The science on this potential mass extinction event we seem determined to create is clear.  As UNSG Guterres noted on Wednesday, we must now find a way to “bend the curve” on biodiversity loss and we are running out of time to do so. Such bending requires more thoughtful attention to economies pitched more to destruction than protection. But it also requires more initiative and activity at local level, urgently appealing to those many people (including and especially indigenous people) with the energy and skill to matter: to help lay the groundwork for a future in which loaded guns, clenched fists, predatory economics, bloated military budgets and unresolved inequalities and exclusions no longer have pride of place.
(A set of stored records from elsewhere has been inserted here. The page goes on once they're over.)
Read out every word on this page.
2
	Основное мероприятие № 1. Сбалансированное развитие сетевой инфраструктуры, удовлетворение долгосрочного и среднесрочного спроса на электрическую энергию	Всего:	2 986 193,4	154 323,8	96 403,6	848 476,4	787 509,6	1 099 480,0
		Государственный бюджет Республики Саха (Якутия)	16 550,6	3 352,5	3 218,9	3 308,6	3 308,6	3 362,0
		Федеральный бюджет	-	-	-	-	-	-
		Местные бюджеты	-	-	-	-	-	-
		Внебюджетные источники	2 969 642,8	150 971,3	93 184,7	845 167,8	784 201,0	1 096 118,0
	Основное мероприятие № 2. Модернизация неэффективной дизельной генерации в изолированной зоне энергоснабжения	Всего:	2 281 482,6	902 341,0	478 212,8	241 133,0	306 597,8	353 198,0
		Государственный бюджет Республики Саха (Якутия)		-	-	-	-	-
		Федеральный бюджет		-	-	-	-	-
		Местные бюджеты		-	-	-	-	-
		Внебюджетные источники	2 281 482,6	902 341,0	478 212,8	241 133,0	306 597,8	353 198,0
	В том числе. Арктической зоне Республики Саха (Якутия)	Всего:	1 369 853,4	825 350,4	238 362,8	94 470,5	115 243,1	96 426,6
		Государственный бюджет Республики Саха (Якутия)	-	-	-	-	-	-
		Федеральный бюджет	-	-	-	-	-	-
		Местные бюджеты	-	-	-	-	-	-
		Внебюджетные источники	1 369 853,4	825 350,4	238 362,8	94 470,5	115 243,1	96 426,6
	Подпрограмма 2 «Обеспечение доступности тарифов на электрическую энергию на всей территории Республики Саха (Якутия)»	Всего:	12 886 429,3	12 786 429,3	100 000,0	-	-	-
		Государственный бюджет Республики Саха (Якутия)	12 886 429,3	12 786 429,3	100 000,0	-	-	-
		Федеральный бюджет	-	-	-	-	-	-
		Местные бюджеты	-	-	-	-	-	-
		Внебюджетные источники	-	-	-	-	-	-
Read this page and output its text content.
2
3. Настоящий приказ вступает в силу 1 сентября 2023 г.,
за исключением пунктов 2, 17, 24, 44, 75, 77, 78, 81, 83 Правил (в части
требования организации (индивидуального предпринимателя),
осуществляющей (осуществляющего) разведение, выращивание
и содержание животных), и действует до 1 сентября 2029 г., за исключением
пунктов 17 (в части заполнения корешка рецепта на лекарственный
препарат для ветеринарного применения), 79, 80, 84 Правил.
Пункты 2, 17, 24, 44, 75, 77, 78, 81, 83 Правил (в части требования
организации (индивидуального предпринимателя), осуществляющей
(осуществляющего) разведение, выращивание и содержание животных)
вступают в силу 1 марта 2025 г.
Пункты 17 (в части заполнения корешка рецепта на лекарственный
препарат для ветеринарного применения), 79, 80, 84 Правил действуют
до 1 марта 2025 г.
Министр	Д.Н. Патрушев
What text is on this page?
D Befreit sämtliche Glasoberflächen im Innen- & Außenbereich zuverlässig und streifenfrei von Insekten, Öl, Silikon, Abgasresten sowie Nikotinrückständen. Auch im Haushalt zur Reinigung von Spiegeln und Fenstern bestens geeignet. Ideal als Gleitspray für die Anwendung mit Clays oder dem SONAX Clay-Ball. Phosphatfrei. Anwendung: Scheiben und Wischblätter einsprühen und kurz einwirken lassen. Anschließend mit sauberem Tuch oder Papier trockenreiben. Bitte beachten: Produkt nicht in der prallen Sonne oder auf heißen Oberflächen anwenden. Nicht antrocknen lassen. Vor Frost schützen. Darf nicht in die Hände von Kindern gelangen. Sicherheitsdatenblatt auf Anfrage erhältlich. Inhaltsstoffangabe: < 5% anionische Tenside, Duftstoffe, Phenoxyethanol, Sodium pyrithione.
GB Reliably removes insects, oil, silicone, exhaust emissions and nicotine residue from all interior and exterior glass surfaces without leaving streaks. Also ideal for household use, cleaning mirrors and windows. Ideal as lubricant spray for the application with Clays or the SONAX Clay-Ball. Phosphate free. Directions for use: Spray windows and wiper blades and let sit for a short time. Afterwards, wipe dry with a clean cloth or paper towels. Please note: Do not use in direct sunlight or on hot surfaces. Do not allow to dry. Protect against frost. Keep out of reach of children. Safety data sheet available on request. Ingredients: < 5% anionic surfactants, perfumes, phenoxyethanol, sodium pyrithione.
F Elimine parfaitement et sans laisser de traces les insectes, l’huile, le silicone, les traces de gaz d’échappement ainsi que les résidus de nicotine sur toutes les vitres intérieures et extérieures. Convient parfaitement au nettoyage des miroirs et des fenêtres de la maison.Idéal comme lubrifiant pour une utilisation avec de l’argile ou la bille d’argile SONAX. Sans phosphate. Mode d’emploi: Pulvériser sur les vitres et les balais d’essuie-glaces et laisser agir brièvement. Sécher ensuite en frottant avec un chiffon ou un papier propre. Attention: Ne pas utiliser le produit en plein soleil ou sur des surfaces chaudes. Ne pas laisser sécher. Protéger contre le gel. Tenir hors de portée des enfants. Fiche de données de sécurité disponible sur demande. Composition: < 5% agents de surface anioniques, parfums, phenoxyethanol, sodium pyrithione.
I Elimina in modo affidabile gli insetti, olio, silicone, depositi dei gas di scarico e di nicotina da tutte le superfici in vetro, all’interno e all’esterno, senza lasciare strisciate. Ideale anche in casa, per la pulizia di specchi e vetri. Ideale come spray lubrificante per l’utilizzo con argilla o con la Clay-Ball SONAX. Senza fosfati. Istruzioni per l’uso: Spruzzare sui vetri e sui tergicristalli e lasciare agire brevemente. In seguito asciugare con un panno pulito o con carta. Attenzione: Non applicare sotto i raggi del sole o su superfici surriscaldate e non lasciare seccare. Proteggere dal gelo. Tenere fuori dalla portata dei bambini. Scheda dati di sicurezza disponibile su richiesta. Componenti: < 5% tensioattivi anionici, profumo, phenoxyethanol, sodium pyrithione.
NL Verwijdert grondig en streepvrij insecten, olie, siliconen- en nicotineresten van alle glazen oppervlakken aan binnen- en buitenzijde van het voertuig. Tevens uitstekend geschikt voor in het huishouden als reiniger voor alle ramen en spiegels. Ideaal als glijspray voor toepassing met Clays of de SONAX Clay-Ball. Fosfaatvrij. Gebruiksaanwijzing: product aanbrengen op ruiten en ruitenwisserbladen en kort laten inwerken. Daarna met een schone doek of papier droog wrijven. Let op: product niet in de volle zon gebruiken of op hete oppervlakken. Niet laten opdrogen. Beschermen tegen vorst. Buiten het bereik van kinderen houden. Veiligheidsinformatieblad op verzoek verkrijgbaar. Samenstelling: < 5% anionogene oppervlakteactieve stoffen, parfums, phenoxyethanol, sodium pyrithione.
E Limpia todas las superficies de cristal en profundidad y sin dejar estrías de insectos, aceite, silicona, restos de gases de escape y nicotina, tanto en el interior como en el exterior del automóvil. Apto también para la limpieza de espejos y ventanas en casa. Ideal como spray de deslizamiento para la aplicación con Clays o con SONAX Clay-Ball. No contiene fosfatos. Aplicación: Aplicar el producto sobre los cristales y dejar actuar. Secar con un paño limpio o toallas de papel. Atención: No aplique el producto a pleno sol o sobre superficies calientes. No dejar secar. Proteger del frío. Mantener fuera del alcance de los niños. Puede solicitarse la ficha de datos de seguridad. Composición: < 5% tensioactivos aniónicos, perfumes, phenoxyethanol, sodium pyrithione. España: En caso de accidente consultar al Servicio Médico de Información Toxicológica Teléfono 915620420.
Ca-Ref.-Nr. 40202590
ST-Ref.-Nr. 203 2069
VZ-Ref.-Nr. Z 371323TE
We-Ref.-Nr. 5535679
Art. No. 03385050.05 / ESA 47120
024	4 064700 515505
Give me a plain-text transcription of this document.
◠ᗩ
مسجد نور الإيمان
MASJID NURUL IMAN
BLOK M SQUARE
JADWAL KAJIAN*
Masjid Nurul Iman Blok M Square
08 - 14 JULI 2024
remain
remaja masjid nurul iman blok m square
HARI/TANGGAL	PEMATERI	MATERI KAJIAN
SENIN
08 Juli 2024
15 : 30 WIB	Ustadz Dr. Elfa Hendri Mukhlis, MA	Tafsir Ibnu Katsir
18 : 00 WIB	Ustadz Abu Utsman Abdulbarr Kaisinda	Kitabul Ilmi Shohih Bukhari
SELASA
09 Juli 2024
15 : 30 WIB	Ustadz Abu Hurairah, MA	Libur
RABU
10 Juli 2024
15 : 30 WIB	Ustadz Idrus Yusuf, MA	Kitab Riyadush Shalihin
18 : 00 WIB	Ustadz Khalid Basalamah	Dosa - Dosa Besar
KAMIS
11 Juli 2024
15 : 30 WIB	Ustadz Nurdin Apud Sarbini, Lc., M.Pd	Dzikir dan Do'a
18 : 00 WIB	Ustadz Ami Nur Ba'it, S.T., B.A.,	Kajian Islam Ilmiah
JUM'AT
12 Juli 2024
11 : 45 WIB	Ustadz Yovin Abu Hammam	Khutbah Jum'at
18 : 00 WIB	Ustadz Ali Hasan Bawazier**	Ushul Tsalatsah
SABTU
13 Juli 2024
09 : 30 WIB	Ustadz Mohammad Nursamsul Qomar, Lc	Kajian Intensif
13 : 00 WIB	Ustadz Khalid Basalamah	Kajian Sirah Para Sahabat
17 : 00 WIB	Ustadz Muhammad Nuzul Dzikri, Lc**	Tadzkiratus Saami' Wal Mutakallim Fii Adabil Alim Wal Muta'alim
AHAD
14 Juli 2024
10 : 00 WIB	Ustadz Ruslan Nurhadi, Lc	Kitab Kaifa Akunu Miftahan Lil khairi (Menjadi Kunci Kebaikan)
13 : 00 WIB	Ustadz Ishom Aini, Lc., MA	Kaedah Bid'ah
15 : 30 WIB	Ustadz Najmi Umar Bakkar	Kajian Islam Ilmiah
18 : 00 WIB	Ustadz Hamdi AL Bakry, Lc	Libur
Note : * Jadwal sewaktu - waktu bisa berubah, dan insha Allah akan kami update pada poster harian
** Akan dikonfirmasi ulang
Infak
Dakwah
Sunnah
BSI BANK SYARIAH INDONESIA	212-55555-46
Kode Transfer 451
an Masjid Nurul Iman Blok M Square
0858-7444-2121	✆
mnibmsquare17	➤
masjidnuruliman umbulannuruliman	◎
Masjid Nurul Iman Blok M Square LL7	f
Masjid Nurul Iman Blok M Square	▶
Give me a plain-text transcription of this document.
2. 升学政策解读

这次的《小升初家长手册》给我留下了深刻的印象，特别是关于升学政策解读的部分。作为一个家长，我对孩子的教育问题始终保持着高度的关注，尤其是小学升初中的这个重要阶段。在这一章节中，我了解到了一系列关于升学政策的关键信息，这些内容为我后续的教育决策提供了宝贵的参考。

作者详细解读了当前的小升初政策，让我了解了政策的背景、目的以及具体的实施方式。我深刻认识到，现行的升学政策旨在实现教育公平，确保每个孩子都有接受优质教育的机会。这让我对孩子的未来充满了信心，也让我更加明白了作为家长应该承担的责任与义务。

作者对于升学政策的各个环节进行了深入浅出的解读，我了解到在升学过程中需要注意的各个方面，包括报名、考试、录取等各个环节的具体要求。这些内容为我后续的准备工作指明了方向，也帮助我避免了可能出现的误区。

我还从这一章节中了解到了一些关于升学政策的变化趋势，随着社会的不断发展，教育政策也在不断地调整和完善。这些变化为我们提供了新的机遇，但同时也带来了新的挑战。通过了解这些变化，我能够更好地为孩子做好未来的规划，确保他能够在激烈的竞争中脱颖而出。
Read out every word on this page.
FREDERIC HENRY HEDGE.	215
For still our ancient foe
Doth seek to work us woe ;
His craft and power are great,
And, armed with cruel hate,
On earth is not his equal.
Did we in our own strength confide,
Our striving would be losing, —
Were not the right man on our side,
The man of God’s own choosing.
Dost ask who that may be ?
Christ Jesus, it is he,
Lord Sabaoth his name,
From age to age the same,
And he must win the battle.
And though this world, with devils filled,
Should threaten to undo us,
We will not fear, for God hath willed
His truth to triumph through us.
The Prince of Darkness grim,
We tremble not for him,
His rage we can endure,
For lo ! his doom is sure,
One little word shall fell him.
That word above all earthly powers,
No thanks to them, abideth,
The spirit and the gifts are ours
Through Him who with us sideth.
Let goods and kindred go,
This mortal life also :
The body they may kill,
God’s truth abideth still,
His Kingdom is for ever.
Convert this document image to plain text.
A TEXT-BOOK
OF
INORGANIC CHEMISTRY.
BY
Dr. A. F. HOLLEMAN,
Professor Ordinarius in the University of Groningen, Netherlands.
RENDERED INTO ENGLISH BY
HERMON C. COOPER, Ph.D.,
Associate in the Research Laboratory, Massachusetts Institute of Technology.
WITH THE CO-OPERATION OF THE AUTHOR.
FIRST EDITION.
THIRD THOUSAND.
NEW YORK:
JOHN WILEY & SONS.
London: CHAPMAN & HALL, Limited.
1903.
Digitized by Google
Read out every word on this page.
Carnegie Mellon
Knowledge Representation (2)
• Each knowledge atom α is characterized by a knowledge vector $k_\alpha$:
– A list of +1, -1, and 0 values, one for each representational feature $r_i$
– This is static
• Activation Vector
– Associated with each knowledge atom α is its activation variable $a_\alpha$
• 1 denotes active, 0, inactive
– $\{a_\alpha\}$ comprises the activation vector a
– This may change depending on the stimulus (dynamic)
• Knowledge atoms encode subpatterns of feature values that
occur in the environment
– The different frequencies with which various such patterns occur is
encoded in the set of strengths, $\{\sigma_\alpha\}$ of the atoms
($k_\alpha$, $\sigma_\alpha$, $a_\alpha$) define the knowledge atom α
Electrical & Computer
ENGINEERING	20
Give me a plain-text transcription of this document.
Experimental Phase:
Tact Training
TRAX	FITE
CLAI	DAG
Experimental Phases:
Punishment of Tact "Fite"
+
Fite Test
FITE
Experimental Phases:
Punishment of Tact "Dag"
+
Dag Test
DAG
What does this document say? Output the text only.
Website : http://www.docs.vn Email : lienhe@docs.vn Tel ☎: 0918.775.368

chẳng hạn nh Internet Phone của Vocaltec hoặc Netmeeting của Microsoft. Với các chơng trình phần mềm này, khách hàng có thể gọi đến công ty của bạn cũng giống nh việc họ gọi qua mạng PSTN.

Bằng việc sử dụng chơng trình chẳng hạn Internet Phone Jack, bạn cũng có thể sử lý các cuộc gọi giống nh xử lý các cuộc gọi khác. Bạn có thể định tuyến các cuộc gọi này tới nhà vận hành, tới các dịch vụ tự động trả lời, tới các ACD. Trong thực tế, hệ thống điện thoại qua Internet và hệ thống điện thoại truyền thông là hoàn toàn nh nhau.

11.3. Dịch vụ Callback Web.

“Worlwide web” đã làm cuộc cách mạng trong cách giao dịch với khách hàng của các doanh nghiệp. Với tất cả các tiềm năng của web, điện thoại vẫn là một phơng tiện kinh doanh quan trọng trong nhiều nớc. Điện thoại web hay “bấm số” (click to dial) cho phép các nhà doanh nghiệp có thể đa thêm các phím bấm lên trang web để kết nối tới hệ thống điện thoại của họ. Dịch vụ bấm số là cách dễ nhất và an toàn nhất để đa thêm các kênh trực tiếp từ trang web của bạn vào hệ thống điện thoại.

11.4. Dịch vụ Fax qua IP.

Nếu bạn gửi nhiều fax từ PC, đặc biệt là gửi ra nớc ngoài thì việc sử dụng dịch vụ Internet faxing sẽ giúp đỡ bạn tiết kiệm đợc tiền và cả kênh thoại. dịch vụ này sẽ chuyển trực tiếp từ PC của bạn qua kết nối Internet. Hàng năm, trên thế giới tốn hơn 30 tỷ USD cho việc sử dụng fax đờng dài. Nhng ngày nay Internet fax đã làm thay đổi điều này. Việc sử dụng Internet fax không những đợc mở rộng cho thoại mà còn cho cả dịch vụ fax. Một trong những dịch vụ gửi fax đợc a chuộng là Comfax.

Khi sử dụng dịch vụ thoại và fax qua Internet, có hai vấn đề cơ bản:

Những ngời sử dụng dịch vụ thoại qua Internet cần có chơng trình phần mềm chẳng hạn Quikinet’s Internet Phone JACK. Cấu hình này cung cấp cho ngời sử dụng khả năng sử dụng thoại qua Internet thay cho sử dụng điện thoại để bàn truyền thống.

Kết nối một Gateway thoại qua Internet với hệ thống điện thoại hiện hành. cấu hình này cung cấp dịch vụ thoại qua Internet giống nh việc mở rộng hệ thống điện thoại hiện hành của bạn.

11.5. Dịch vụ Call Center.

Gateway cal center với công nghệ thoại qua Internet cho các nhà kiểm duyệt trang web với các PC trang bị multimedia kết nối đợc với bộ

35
Such a future must also be more attuned to the very human though often unrequited desire to matter.  A young woman from India speaking at the biodiversity summit responded to what she interpreted (and not without reason) as a string of often “empty statements” by global leadership:  “We are ready to do our part,” she intoned, “Are you?” 

Like my former intern, this young woman is clearly determined to matter, and there are many millions more like the two of them. Our task now is to get back to work on what ails us as a species and as a planet, in part by getting to the heart of what it means to matter, what people of diverse backgrounds require such that they can call forth more of the “riches of life” for themselves and for all with whom they come in contact. It also means learning how to better accompany each other as we “sing the songs that creation has never heard before,” including songs revering the presence of the bees, the trees and other life forms on which our own survival depends and that we simply must do more to keep.